What do the toxins from arrow-poison frogs, puffer fish and scorpions have in common with drugs against epilepsy? The answer is that they all affect the ability of nerves to transmit electrical impulses by affecting the ion channels in nerves. Ion channels are small openings in the cell membrane of nerves that open and close like doors, in order to allow electrically charged ions to enter or exit. When enough ions have flowed into the nerve cell, an electrical impulse is released and transmitted along the nerve. Sometimes, however, it becomes far too easy for an electrical impulse to be released. Increased electrical excitability of nerves lies behind such conditions as epileptic seizures, disturbances in heart rhythm, and the experience of pain.

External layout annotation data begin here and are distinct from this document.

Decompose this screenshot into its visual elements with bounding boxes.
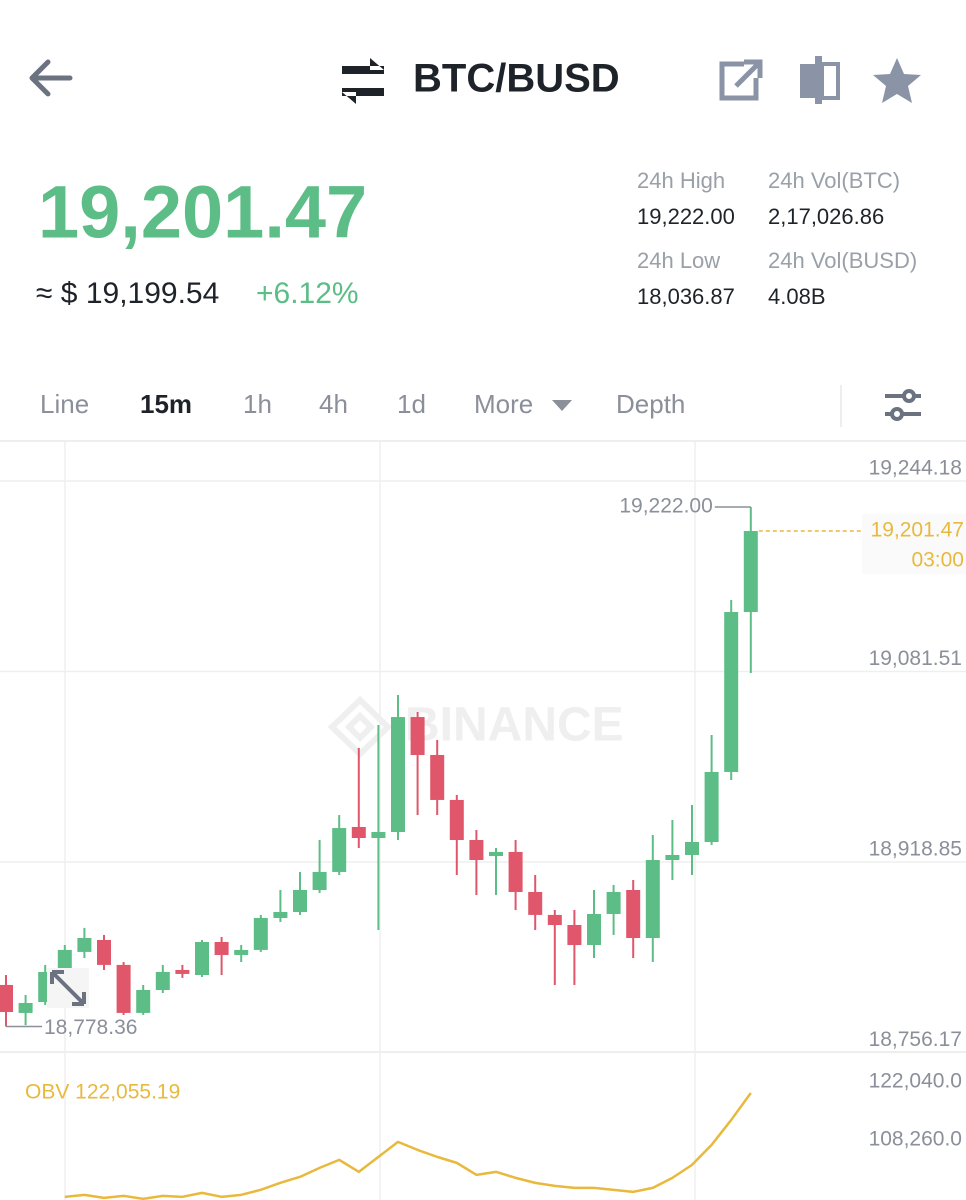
watermark-diamond (344, 711, 376, 743)
back-button[interactable] (29, 59, 73, 97)
compare-button[interactable] (800, 56, 840, 104)
candle-body (116, 964, 131, 1013)
fiat-price: ≈ $ 19,199.54 (36, 277, 219, 310)
candle-body (724, 612, 739, 772)
tab[interactable]: Depth (616, 389, 685, 419)
candle-body (685, 841, 699, 855)
candle-body (665, 854, 680, 861)
candle-body (743, 531, 758, 613)
high-label: 19,222.00 (619, 495, 712, 518)
pair-title: BTC/BUSD (413, 57, 620, 101)
candle-body (312, 871, 327, 890)
candle-body (587, 913, 601, 946)
candle-body (234, 949, 249, 955)
countdown-label: 03:00 (911, 549, 964, 572)
candle-body (391, 717, 405, 833)
candle-body (547, 914, 562, 925)
candle-body (18, 1002, 33, 1013)
watermark-logo (327, 695, 393, 759)
stat-label: 24h Vol(BUSD) (768, 248, 917, 273)
candle-body (351, 826, 366, 838)
swap-top (342, 58, 384, 74)
share-box (719, 61, 759, 101)
candle-body (57, 949, 72, 970)
candle-body (410, 717, 425, 755)
tab[interactable]: Line (40, 389, 89, 419)
expand-button[interactable] (47, 968, 89, 1008)
candle-body (567, 924, 582, 946)
obv-tick-label: 122,040.0 (869, 1070, 962, 1093)
compare-bar (815, 56, 822, 104)
candle-body (97, 939, 111, 965)
last-price-tag (862, 514, 966, 575)
candle-body (371, 832, 386, 838)
stat-label: 24h High (637, 168, 725, 193)
candle-body (253, 917, 268, 950)
low-label: 18,778.36 (44, 1016, 137, 1039)
candle-body (136, 989, 151, 1013)
tab[interactable]: 1h (243, 389, 272, 419)
tab[interactable]: More (474, 389, 533, 419)
compare-left (800, 64, 816, 98)
candle-body (528, 891, 543, 915)
candle-body (155, 971, 170, 990)
last-price-label: 19,201.47 (871, 519, 964, 542)
chart-layer: 19,244.18 19,081.51 18,918.85 18,756.17 19,2… (0, 457, 966, 1200)
tab[interactable]: 1d (397, 389, 426, 419)
obv-tick-label: 108,260.0 (869, 1127, 962, 1150)
candle-body (449, 799, 464, 840)
swap-bottom (342, 88, 384, 104)
candle-body (704, 771, 719, 842)
candle-body (606, 891, 621, 914)
settings-knob (890, 407, 904, 421)
candle-body (469, 839, 484, 861)
dropdown-caret (552, 400, 572, 411)
swap-button[interactable] (342, 58, 384, 104)
last-price: 19,201.47 (38, 171, 367, 254)
stat-value: 19,222.00 (637, 204, 735, 229)
price-change: +6.12% (256, 277, 359, 310)
favorite-button[interactable] (873, 58, 921, 103)
share-button[interactable] (719, 59, 763, 101)
y-tick-label: 18,918.85 (869, 837, 962, 860)
candle-body (489, 851, 503, 857)
tab[interactable]: 4h (319, 389, 348, 419)
obv-label: OBV 122,055.19 (25, 1081, 180, 1104)
candle-body (332, 828, 347, 872)
candle-body (293, 889, 307, 912)
candle-body (0, 984, 13, 1012)
back-arrow (29, 59, 73, 97)
stat-label: 24h Low (637, 248, 720, 273)
candle-body (626, 889, 641, 938)
candle-body (645, 860, 660, 938)
settings-knob (902, 389, 916, 403)
stat-value: 4.08B (768, 284, 826, 309)
candle-body (214, 941, 229, 955)
stat-value: 18,036.87 (637, 284, 735, 309)
candle-body (175, 969, 190, 974)
stat-value: 2,17,026.86 (768, 204, 884, 229)
share-arrow (734, 59, 763, 88)
candle-body (508, 851, 523, 892)
tab[interactable]: 15m (140, 389, 192, 419)
expand-arrow (50, 970, 86, 1006)
obv-line (64, 1092, 752, 1200)
indicator-settings[interactable] (885, 389, 921, 421)
watermark: BINANCE (405, 699, 624, 752)
candle-body (195, 941, 209, 975)
stat-label: 24h Vol(BTC) (768, 168, 900, 193)
candle-body (430, 754, 445, 800)
candle-body (273, 911, 288, 918)
y-tick-label: 18,756.17 (869, 1028, 962, 1051)
watermark-diamond (327, 695, 393, 759)
y-tick-label: 19,244.18 (869, 457, 962, 480)
compare-right (820, 62, 840, 100)
y-tick-label: 19,081.51 (869, 647, 962, 670)
candle-body (77, 937, 92, 952)
vertical-grid (64, 442, 696, 1200)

The anti-epileptic medication currently in use, and the animal toxins mentioned above, reduce electrical excitability by closing a certain type of ion channel. All such previously known molecules bind to locations at the ion channel itself. These binding sites are generally surrounded by water. In contrast, the cell membrane that the ion channel passes through is built from a bilayer of lipids, which are a form of fat that repels water-soluble substances.

“We show that a small molecule is embedded into the lipid bilayer and has direct contact with the ion channel. This is a fundamentally different type of binding site. One interesting question is whether we have naturally occurring molecules in the body that bind to ion channels in the same way. We probably do,” says Fredrik Elinder, professor in the Department of Clinical and Experimental Medicine at Linköping University.

The findings are published in the journal Science Advances and the discovery opens the possibility of designing new types of drugs against conditions such as epilepsy.